Currencies & Commodities Roundup
By Darshan Viswanath, Jeet Shah, Ryan Teo Zhi Kai, Gopal Modi, Maria Dupré, Max Trapnell, Oliver Armitage, Anshuman Bhatnagar
Starting 2021 at a low of 102.750, the USD/JPY pair picked up the pace and is currently trading within a clearly defined upside channel, making higher highs and higher lows (as seen from the 4H chart above). After approaching the 105.660 highs on 5th February, the pair retraced early this week and spent most of the week consolidating within the 104.500 to 104.800 range.
Upon closer inspection in the 1H timeframe, it was observed that the pair experienced strong support at the 104.530 level through the week, with prices dipping below that level just once, which was immediately followed up by a bullish engulfing candle to the weekly resistance at 104.580 (intermediate level). Toward the end of the week, the pair successfully broke this resistance level and is currently trading at 104.944. Both short-term (1H) and long-term (4H) timeframes point to a long/bullish bias for the pair.

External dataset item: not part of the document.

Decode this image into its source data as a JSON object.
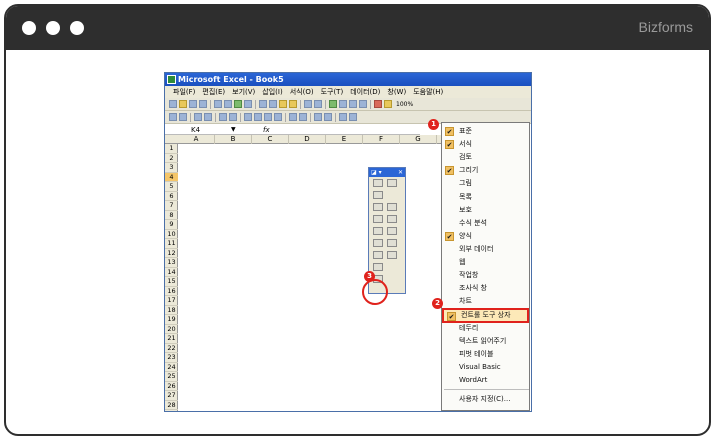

The perfect moment to go long on this pair would be when it retraces back to the resistance level of 104.580 and subsequently rejects the level (such that it turns into the short-term intermediate support). Should this happen, we believe that the upside potential for this pair (in the green shade) is close to 4x that of the downside potential, as the pair could approach the 105.660 highs in the short-run, which could serve as the 1st take-profit level. Beyond that, should the pair remain in the uptrend, it could reach the 106.090 high (October 7th, 2020).
With the DXY (USD currency index) dipping drastic since early February, it may seem counterintuitive to long this pair, as it would mean the strengthening of the USD relative to the Yen. What are some fundamental factors that could support the technical analysis to go long?
US Stimulus Package
The delay in the successful roll-out of the US stimulus package has undeniably put a damper on the USD against most major currencies. However, it is assumed that regardless of the specifics of the package, it will boost consumer spending, which was dismal in Q4 2020. The eventual implementation of the stimulus package may provide renewed optimism on the US economy and the USD.
Rapidly Improving Covid-19 Situation in the US
Daily Covid-19 cases in America have halved since mid-January, with the country reporting slightly over 100k cases currently. America’s vaccination campaign has also improved gradually, with the country hitting 1.6 million doses per day. With the last major lockdown in California lifted, there are rife expectations for a rapid acceleration in US recovery, which would aid the USD in an upward move.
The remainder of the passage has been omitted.